Samedi soir il ne manquait que toi

Note 3 étoiles

Spectacle de la compagnie Insolence is Beautiful (75), vu vendredi 28 juin à 19 h au théâtre de l’Incongru (84).

  • Texte et mise en scène : Maria Stella Milani
  • Interprétation et direction artistique : Corinne Menant
  • Scénographie et lumières : Aloïs Genestier
  • Voix off : Diong-Keba Tacu
  • Type de public : Tout public à partir de 12 ans
  • Genre : Monologue, seule en scène
  • Durée : 1 h

 

Le théâtre de l’Incongru porte bien son nom. Avec sa jauge de 40 sièges, une régie à vue, et des coulisses qui se laissent deviner derrière un rideau noir tenu par quatre épingles, voilà l’espace le plus neutre qui soit. C’est dans ce cocon presque vide que la magie opère….

 

Dans un décor minimaliste, je pourrai dire ascétique tant il fait écho au corps gracile, presque juvénile de l’actrice dans sa robe de soirée, Corinne Menant nous donne à entendre des bribes de l’histoire de cette femme qui se présente à nous fragile dans l’offrande de sa solitude, ébahie devant un monde qui de toute évidence lui échappe.

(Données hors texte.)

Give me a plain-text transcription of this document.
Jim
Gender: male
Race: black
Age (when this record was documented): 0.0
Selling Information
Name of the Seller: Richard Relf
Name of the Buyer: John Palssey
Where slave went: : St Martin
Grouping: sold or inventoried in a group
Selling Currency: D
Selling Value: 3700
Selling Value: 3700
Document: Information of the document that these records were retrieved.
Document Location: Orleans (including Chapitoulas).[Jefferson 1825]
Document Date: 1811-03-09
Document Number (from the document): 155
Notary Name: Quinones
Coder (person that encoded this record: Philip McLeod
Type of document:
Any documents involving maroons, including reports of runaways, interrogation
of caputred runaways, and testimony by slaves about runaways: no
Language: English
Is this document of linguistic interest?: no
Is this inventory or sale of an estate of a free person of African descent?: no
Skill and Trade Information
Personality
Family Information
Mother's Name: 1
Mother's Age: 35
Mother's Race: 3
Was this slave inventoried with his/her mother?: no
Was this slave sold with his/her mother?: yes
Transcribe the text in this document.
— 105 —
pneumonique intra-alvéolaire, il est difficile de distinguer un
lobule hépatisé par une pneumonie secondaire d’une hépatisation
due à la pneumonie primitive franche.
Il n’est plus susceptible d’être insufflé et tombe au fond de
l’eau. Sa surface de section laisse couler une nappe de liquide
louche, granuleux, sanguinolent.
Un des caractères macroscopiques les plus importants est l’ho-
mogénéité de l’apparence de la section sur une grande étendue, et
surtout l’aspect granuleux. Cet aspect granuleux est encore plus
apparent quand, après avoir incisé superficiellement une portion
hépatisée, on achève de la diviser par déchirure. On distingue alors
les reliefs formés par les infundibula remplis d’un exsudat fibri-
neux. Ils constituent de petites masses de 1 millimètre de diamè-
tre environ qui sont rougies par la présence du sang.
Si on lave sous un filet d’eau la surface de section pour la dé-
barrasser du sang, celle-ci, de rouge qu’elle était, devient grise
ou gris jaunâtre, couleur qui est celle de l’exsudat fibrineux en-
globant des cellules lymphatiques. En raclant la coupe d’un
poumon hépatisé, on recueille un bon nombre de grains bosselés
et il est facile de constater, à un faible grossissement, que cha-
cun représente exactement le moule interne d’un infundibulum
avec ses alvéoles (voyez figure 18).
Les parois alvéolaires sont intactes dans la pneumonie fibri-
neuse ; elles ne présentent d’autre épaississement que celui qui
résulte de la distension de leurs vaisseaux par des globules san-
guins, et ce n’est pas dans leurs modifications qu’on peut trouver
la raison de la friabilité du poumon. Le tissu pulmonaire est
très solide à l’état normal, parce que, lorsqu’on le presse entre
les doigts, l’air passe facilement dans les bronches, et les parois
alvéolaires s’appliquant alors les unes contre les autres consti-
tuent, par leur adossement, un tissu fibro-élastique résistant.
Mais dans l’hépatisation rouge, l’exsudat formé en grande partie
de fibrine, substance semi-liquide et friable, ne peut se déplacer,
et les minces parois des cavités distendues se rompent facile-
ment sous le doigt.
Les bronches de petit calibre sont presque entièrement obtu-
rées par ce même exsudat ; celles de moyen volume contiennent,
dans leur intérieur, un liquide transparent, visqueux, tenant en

Seule sur le plateau, ses grands yeux bleus, comme ces oiseaux de nuit qui tentent de saisir une ombre dans la forêt obscure, sont vigilants, rapides, mobiles, patients. Sur scène, un drôle d’objet mi-cage, mi-structure mobile, une sorte de passoire qui ne retient rien et cache sans cacher, car tout reste visible derrière le large quadrillage des lanières de rotin. Le monologue tourne autour de la figure incarnée d’une mère dont l’absence omniprésente fonctionne comme une bouée au milieu de l’océan, des bouts d’une mémoire éclatée tentent de s’y accrocher, en vain. C’est à cet effort de faire sens, dans l’impossible de donner une forme à ce puzzle éparpillé que l’actrice nous convie. Le récit échappe. Et c’est le miracle du théâtre et le talent de l’artiste, de nous faire croire que nous sommes face à un spectacle auto-biographique. Il n’en est rien. L’écriture de Maria Stella Milani, qui signe aussi la mise en scène, est une commande. Le texte est à la fois direct, compact, et poétique. De cette poésie qui ne se la joue pas évanescente, mais évidente, quotidienne, sans détour presque banale. De celle qui fait entendre nos brisures, et nos douleurs sous-terraines.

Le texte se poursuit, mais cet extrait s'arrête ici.